Overall I'm torn. I don't regret spending the money, but quite a lot about this device is nearly there rather than just right. It seems to be getting better at quite a rate though - people are constantly porting new applications and the recent firmware update improved performance quite a bit. And it is addictive. I'd have trouble letting go of it.
First of all, this is obviously not a real review, and I'm not a real journalist, or even that good at writing. It's more just some impressions, probably with glaring holes.

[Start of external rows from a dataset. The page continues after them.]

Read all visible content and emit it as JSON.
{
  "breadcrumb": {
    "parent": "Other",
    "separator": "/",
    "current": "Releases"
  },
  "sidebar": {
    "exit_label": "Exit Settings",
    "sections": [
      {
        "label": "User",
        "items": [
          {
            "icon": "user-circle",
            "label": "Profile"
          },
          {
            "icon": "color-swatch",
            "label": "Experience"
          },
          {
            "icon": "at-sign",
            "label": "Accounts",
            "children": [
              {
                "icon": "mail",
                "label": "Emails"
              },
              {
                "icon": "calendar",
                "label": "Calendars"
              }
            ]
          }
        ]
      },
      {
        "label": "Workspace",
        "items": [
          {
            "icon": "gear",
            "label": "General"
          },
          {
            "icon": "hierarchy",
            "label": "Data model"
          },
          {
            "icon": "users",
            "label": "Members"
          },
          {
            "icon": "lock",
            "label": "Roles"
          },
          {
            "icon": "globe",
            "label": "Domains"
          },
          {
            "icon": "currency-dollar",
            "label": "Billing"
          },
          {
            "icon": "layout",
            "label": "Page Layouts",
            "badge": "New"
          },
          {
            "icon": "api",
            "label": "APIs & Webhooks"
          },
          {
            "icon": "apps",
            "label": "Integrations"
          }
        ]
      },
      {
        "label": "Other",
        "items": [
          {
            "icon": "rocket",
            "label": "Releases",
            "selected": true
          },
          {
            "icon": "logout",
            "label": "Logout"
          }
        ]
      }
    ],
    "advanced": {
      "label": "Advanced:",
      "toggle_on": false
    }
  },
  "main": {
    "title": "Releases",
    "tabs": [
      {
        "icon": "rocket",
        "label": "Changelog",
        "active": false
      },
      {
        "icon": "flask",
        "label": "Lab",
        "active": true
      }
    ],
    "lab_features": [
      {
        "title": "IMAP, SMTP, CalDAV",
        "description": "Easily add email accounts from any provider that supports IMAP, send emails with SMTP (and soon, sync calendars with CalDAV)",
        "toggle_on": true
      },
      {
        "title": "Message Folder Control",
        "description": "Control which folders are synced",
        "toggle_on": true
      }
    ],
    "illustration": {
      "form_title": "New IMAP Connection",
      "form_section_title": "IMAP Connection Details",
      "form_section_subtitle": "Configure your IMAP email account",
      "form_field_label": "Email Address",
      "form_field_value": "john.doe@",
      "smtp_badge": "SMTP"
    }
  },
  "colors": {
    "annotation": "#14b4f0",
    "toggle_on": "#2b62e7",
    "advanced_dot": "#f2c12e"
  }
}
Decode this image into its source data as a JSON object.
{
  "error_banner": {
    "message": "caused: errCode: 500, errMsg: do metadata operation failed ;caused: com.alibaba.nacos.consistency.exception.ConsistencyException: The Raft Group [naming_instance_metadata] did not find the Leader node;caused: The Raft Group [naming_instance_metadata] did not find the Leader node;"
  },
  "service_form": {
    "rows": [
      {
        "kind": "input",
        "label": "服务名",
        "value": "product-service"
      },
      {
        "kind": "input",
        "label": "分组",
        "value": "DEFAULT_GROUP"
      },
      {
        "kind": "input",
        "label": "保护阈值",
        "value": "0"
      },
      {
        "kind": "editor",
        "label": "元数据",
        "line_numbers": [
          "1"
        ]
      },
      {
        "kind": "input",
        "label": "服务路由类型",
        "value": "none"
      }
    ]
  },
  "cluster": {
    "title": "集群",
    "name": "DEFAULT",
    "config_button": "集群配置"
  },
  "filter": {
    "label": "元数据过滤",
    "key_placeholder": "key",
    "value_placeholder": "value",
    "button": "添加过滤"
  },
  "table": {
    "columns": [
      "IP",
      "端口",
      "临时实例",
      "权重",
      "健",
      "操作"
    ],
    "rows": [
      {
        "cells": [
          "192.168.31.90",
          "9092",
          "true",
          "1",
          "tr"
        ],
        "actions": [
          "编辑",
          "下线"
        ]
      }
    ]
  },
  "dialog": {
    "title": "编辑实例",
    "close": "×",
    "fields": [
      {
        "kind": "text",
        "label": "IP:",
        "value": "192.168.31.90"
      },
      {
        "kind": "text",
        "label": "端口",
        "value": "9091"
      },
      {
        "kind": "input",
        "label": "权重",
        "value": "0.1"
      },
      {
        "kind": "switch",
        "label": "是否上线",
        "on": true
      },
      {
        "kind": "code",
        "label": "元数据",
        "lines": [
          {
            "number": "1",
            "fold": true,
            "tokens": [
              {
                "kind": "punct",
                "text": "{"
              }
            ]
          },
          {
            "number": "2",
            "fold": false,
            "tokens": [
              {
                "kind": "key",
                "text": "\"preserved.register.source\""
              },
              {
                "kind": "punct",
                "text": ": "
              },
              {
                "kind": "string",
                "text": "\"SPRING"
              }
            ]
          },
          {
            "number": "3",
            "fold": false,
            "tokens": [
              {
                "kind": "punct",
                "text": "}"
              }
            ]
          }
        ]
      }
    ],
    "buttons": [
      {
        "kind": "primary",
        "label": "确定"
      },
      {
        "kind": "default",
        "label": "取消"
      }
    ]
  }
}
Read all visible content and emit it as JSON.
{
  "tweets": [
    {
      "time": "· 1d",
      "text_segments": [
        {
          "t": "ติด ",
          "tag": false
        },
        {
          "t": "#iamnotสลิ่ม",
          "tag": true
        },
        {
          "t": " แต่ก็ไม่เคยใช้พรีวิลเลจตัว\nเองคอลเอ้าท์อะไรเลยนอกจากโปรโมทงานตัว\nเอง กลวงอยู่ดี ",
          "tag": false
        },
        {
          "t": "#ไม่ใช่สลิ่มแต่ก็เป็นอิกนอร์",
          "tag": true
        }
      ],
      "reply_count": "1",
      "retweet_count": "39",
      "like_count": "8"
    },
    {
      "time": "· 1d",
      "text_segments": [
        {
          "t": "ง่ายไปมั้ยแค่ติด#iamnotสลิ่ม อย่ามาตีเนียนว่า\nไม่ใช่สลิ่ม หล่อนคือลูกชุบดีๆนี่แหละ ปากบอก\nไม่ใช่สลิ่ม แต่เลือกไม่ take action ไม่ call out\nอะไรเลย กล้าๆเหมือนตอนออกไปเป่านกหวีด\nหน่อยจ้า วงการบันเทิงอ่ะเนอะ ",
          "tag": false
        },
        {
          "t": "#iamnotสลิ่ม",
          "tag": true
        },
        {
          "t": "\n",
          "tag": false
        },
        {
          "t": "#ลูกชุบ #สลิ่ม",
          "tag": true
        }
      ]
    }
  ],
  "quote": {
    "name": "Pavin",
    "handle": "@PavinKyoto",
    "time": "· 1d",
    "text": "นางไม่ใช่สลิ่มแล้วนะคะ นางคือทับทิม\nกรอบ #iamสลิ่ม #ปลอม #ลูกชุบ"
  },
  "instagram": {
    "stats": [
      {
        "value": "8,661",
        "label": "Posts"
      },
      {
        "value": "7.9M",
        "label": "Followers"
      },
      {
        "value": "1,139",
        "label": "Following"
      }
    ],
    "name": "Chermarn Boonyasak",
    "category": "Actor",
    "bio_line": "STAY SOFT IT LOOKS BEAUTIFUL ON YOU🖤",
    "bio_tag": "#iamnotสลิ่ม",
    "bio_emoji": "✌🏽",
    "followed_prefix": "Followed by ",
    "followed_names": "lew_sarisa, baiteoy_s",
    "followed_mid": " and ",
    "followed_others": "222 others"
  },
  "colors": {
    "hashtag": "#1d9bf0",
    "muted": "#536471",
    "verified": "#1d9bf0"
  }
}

The first thing you notice is the screen - it really is amazingly sharp and high-res. The built in browser is Opera 8.5 and it definitely feels like a desktop browser. Almost every site looks like a very small but crisp version of what you'd see on a desktop. Some very AJAXy sites don't work too well, and anything that has navigation which assumes you can mouse-over without clicking can be a pain (Flickr!), but it's miles away from any browser I've used in a small gadget.
I do wonder how well you'd do with poor eyesight though. The screen is only just over 10cm across, and you can have to peer quite closely at it. Personally I would have bought a version that was 50% bigger with a correspondingly scaled-up screen, but then it wouldn't be so portable. At least the zoom in/out and full screen buttons work fast.
The built-in email app is fairly rubbish (particularly for IMAP), but someone's ported Claws Mail to it, which I hadn't previously heard of, but which seems to be fast and full of features. Certainly better than web mail.
I haven't tried using it as a Blackberry replacement, largely because Orange's mobile data plans seem stuck in the dark ages, so using the device through my phone rather than WiFi is an expensive luxury. But it certainly works well for checking your email from the sofa. Composing replies is OK, but not great - there's a full screen virtual keyboard which works quite well, but if I wanted to write a lot with this thing I'd get a bluetooth keyboard.
I've hardly used the Jabber client (as noted), and haven't used VoIP or video calling on it at all. The built-in camera is even worse than phone cameras - it's really only for video calling. I wish they'd included a GPS instead of a camera, but I guess that's cost.
It works nicely as a music player. The speakers are at least loud, if not very bassy, and after installing another uPNP server on my mythbox (the built-in MythTV one is very flaky) the media player worked well, and the downloadable Canola player is very pretty and means you don't even have to get the stylus out. It only comes with 256MB storage built in and a 128MB SD card, but has two SD card slots so it could almost replace an iPod (if you wanted a big-screen player with the capacity of a Nano). It also plays internet and FM radio. Video performance was pretty weak when I got it, but Nokia have already released an update that improves things a lot.
There's a whole bunch of other apps I've installed too. I *think* Nokia have done the right thing in requiring apps to have a custom UI (based on Gtk): the screen is so tiny and high-res, and using a stylus and fingers is very different to using a mouse, so a standard desktop would feel wrong. There's an... enthusiast out there who has ported KDE already, so if you want an over-engineered desktop you can have it. Or spend four times the money for a big, heavy UMPC.
Overall I'm torn. I don't regret spending the money, but quite a lot about this device is nearly there rather than just right. It seems to be getting better at quite a rate though - people are constantly porting new applications and the recent firmware update improved performance quite a bit. And it is addictive. I'd have trouble letting go of it.